Sollen auch künftig Soldaten aus der Ukraine behandelt werden? Eine Sprecherin des Bundesinnenministeriums schreibt auf DW-Anfrage: Bei der Entscheidung über die Aufnahme von Patientinnen und Patienten "wird nicht zwischen Zivilisten und Militärangehörigen unterschieden".
"Schaffe ich es, den Patienten ins Leben zurückzubringen?"
Kriegsverletzte sind besonders häufig belastet durch Infektionen und problematische Keime, das zeige auch die Erfahrung mit den ukrainischen Verwundeten in den vergangenen Jahren, sagt Benedikt Friemert.
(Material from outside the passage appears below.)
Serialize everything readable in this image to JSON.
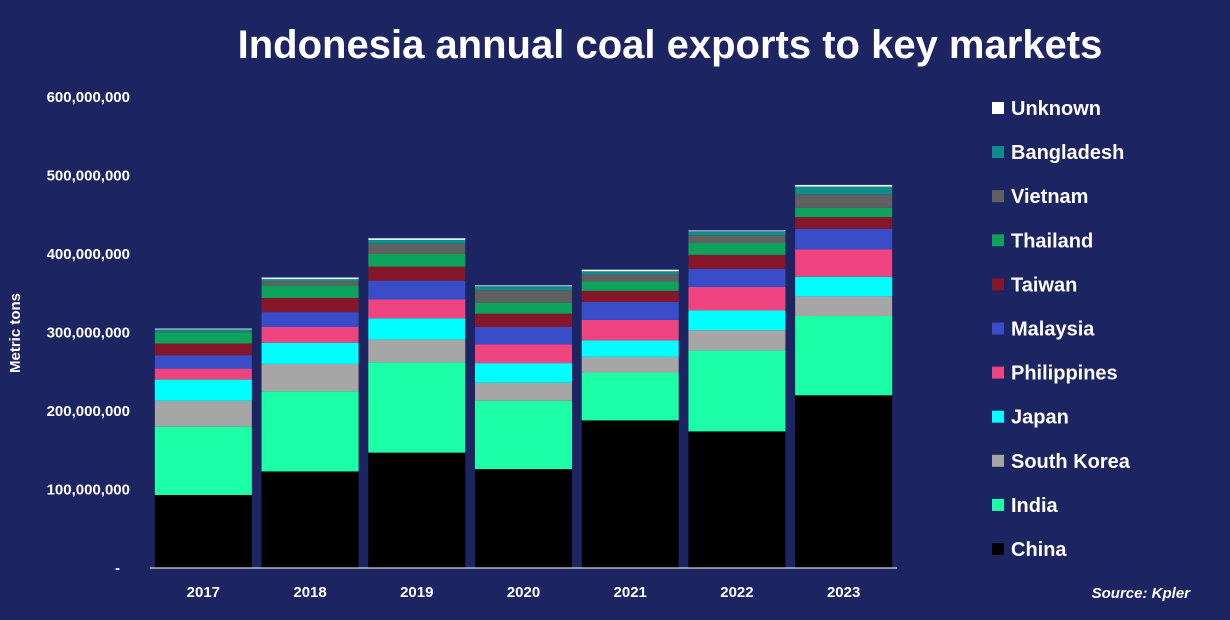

Bei ihnen gebe es häufiger als in Deutschland üblich multiresistente Keime, die schwerer medikamentös zu behandeln sind und deren Ausbreitung im Krankenhaus man verhindern muss. Das Wissen dazu sei aber in Deutschland vorhanden, "da braucht man keine Sorge zu haben".
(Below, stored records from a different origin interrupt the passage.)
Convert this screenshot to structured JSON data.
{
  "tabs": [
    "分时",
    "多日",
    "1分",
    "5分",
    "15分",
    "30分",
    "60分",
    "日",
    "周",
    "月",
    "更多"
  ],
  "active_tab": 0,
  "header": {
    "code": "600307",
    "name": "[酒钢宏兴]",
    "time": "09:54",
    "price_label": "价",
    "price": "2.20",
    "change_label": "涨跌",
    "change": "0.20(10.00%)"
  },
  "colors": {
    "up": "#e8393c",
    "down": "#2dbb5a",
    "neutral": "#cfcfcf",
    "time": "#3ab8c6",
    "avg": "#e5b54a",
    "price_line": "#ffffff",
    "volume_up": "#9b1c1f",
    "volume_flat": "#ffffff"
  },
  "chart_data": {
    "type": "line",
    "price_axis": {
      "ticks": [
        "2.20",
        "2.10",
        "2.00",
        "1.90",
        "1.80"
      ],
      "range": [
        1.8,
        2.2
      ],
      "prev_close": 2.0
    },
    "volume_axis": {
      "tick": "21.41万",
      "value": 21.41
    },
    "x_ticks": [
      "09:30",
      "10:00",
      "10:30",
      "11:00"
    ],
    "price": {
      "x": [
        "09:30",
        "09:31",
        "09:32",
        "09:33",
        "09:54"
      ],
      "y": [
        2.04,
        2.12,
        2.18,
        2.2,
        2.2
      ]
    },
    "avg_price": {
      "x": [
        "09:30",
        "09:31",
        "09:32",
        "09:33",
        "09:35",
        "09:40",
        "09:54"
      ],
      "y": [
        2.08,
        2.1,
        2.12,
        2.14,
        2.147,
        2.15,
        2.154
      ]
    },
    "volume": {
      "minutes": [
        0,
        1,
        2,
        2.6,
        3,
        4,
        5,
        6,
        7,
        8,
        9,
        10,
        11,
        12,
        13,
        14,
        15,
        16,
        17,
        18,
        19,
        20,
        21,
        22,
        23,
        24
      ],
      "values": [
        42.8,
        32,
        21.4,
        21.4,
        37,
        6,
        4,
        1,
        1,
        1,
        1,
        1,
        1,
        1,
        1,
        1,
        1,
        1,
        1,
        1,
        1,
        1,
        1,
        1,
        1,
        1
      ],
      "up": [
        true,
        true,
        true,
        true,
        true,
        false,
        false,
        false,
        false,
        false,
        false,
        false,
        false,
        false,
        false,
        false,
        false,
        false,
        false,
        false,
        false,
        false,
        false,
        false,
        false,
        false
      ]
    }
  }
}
Wie erfolgreich sind Behandlungen von Schwerverletzten? Da müsse man unterscheiden, sagt der Präsident der Deutschen Gesellschaft für Unfallchirurgie. Es sei nicht immer gelungen, etwa ein Bein zu erhalten, wenn eine Infektion zu weit fortgeschritten war. Nach einer Teilamputation könne aber eine Prothese angepasst und der Patient mittels Rehabilitation wieder auf die Beine gestellt werden.
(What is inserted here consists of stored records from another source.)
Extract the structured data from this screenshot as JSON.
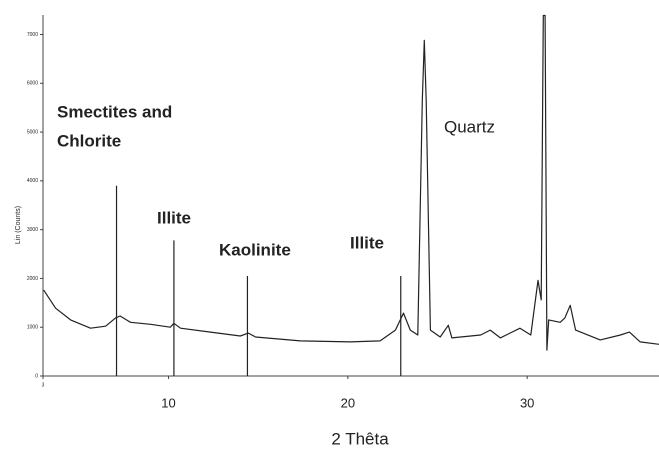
{
  "chart_data": {
    "type": "line",
    "x_label": "2 Thêta",
    "y_label": "Lin (Counts)",
    "xlim": [
      3,
      37.35
    ],
    "ylim": [
      0,
      7400
    ],
    "xticks": [
      3,
      10,
      20,
      30
    ],
    "yticks": [
      0,
      1000,
      2000,
      3000,
      4000,
      5000,
      6000,
      7000
    ],
    "series": [
      {
        "color": "#222222",
        "x": [
          3.04,
          3.7,
          4.54,
          5.65,
          6.49,
          7.05,
          7.3,
          7.88,
          9.0,
          10.1,
          10.3,
          10.67,
          12.34,
          14.0,
          14.45,
          14.85,
          17.35,
          20.14,
          21.8,
          22.65,
          23.1,
          23.48,
          23.9,
          24.15,
          24.26,
          24.37,
          24.6,
          25.15,
          25.6,
          25.8,
          27.4,
          27.94,
          28.5,
          29.6,
          30.2,
          30.6,
          30.78,
          30.9,
          31.0,
          31.1,
          31.2,
          31.84,
          32.1,
          32.4,
          32.7,
          34.07,
          35.2,
          35.7,
          36.3,
          37.35
        ],
        "values": [
          1760,
          1390,
          1150,
          980,
          1020,
          1190,
          1230,
          1100,
          1060,
          1000,
          1080,
          980,
          900,
          820,
          880,
          800,
          720,
          700,
          720,
          940,
          1290,
          940,
          840,
          5650,
          6880,
          5650,
          940,
          800,
          1040,
          780,
          840,
          940,
          780,
          980,
          840,
          1960,
          1560,
          7390,
          7390,
          530,
          1150,
          1100,
          1190,
          1450,
          940,
          740,
          840,
          900,
          700,
          650
        ]
      }
    ],
    "reference_lines": {
      "color": "#222222",
      "x": [
        7.1,
        10.3,
        14.4,
        22.95
      ],
      "values": [
        3900,
        2780,
        2050,
        2050
      ]
    },
    "annotations": [
      "Smectites and",
      "Chlorite",
      "Illite",
      "Kaolinite",
      "Illite",
      "Quartz"
    ]
  }
}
"Schaffe ich es, den Patienten ins Leben zurückzubringen?", das sei die entscheidende Frage für Mediziner, betont der Bundeswehrarzt aus Ulm. Er blickt auf Erfolge zurück: "Wir hatten eine Patientin aus dem Osten der Ukraine, die haben wir ein Jahr lang behandelt, bis sie hier auf zwei Beinen wieder rausgegangen ist."
Die Mediziner in der Uniklinik Bonn wollen jetzt dafür arbeiten, dass auch die verwundete Mutter und ihre Söhne aus der Ukraine die Minenverletzungen so gut wie möglich überstehen.